彼が剣を大上段に振りかぶる。素人らしい、型もなにもない未熟な立ち姿。よく見ればその両腕は疲労に小刻みに震えている。しかし不安定な立ち姿とは裏腹に、繰り出される一撃は人外の膂力を以て大きな破壊をもたらすだろう。


 刹那の硬直。次の瞬間には真剣な顔が目の前に迫ってきていた。脆い人間の体程度なら粉砕できそうな一撃が俺の頭部に迫る。殺す気か?生命の危機すら感じるほどの剛剣。通常であれば問題なく避けられるはずだった。

 しかし、その刹那に目に飛び込んできた予想外の存在が俺の算段を狂わす。剣の辿る軌道を見極めようと視線を上げる。すると、昇ってきたばかりの朝日に目が焼けて一瞬で視界が白に染まる。――まずい。


「ハアアア!」


 視界を失った俺は反射的に横に転がろうとした。しかし彼の一撃の方が早かった。豪快な風切り音。重たい一撃が左肩を直撃した。肩が爆発したのではないかというほどの衝撃。木剣といえども、その凄まじい威力に俺は思わず尻餅を付いた。座り込んだ俺をオスカーが見下ろしている。


「最終的には、僕の勝ち、でいいかな?」

「ハァァァ……そうだな。今回はお前の勝ちだよ、オスカー。でも負けたのはたまたま太陽が目に入ったせいだからな。実力では俺が勝ってた。精進しろよ?」


 みっともなく負け惜しみを吐く。


「うん、そうだね。最後の動きはおかしかった。でも僕はいつか実力で勝ってみせるよ。……ごめん。必要以上に力が入っちゃったんだ。立てる?」


 俺に剣だこだらけの右手を差し出してくる。見上げると先ほど俺の視界を焼いた朝日が彼の気づかわしげな顔を後ろから照らす。あんまりにも眩しいそれから目を背けた俺は、自分の剣を杖がわりにして立ち上がった。

 あるいは、目を逸らしたのは一点の曇りなき太陽のような、罪のない純真な彼への醜い嫉妬だったかもしれない。俺の魂は太陽のように明るいものではなく、汚点ばかりで穢れている。だから、俺はその手を取れない。


「やっぱり俺はお前のことが嫌いなのかもしれない」

「僕もそう思った。でも、分かり合えなくても手は取り合えると思ってるよ」


 



 手元の食卓に広がる料理の数々は出来立てで一番美味しい状態であることを示すように、白い湯気を立てている。野菜はみずみずしく、魚は丸々と太っていた。昨日の夕食を含めて二回目の都会の食事に満足げな二人に今後の予定について伝える。昨日の王都慣れした俺の姿を見て二人は一旦パーティーの主導権を俺に渡すことに決めたらしい。
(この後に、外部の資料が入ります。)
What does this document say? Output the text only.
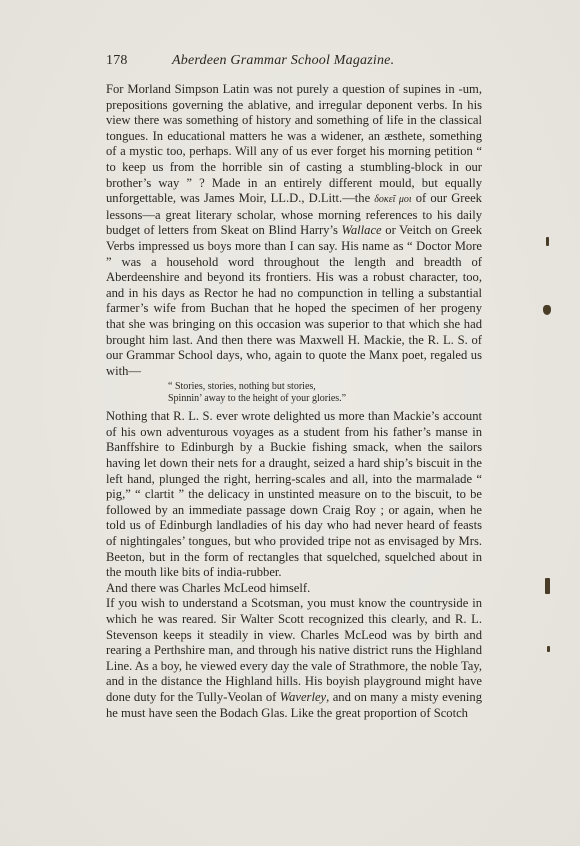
178	Aberdeen Grammar School Magazine.

For Morland Simpson Latin was not purely a question of supines in -um, prepositions governing the ablative, and irregular deponent verbs. In his view there was something of history and something of life in the classical tongues. In educational matters he was a widener, an æsthete, something of a mystic too, perhaps. Will any of us ever forget his morning petition “ to keep us from the horrible sin of casting a stumbling-block in our brother’s way ” ? Made in an entirely different mould, but equally unforgettable, was James Moir, LL.D., D.Litt.—the δοκεῖ μοι of our Greek lessons—a great literary scholar, whose morning references to his daily budget of letters from Skeat on Blind Harry’s Wallace or Veitch on Greek Verbs impressed us boys more than I can say. His name as “ Doctor More ” was a household word throughout the length and breadth of Aberdeenshire and beyond its frontiers. His was a robust character, too, and in his days as Rector he had no compunction in telling a substantial farmer’s wife from Buchan that he hoped the specimen of her progeny that she was bringing on this occasion was superior to that which she had brought him last. And then there was Maxwell H. Mackie, the R. L. S. of our Grammar School days, who, again to quote the Manx poet, regaled us with—

“ Stories, stories, nothing but stories,
Spinnin’ away to the height of your glories.”

Nothing that R. L. S. ever wrote delighted us more than Mackie’s account of his own adventurous voyages as a student from his father’s manse in Banffshire to Edinburgh by a Buckie fishing smack, when the sailors having let down their nets for a draught, seized a hard ship’s biscuit in the left hand, plunged the right, herring-scales and all, into the marmalade “ pig,” “ clartit ” the delicacy in unstinted measure on to the biscuit, to be followed by an immediate passage down Craig Roy ; or again, when he told us of Edinburgh landladies of his day who had never heard of feasts of nightingales’ tongues, but who provided tripe not as envisaged by Mrs. Beeton, but in the form of rectangles that squelched, squelched about in the mouth like bits of india-rubber.

And there was Charles McLeod himself.

If you wish to understand a Scotsman, you must know the countryside in which he was reared. Sir Walter Scott recognized this clearly, and R. L. Stevenson keeps it steadily in view. Charles McLeod was by birth and rearing a Perthshire man, and through his native district runs the Highland Line. As a boy, he viewed every day the vale of Strathmore, the noble Tay, and in the distance the Highland hills. His boyish playground might have done duty for the Tully-Veolan of Waverley, and on many a misty evening he must have seen the Bodach Glas. Like the great proportion of Scotch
「とりあえず王城から優秀な人材の推薦状をオスカーがもらっている。これを頼りにパーティーに加わってもらえるか打診していこう。まずは彼女からで良いだろう」


 テーブルの上に上質な羊皮紙を置く。推薦状には勇者パーティーの候補者の名前、それからその人物の簡単な経歴が載せられていた。推薦した相手へと勇者パーティーへの協力を要請する旨の書かれた、王城からの手紙も同封されている。
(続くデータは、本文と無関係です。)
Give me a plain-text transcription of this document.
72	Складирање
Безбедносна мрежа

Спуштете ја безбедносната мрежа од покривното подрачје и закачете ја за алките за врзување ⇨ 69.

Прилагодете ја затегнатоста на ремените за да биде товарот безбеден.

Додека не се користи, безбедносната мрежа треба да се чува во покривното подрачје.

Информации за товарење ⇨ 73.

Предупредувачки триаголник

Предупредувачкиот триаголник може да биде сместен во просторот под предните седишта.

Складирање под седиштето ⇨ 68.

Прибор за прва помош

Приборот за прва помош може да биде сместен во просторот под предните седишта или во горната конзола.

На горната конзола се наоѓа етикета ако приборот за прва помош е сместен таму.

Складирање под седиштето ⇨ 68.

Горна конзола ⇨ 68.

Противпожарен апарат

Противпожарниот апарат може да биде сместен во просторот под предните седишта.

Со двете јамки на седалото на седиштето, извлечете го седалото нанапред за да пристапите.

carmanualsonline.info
「オリヴィア・バーネット……16歳かあ。ずいぶん若い人を選んだね」

「年を重ねた優秀な人材なんてほとんど何らかの組織と切り離せない関係なんだよ。勇者パーティーに政治やら宗教やらの思惑が入り込むとロクなことにならないぞ」


 パンを飲み込みながら返答する。繰り返しの経験からも碌な事にならないことは分かっている。その点、村娘でありながらトップクラスの神聖魔法の使い手であるカレンは、腐った既得権益ナンバーワンである中央教会と関係のない聖職者という得難い人材だ。


「その点オリヴィアなら安心だ。貴族ではあるが、若いうえに頭が柔らかすぎて貴族社会に馴染んでいない。出る杭は打たれる、の典型だな」

「知り合いなの?」

「……いや、一方的に知っているだけだ」


 誤魔化すようにスープを飲み干した。俺にとっては知り合いどころかそれ以上の関係だったわけだが、彼女にとっては初対面だ。だから他人だ。俺の知る過去なんてどこにもない。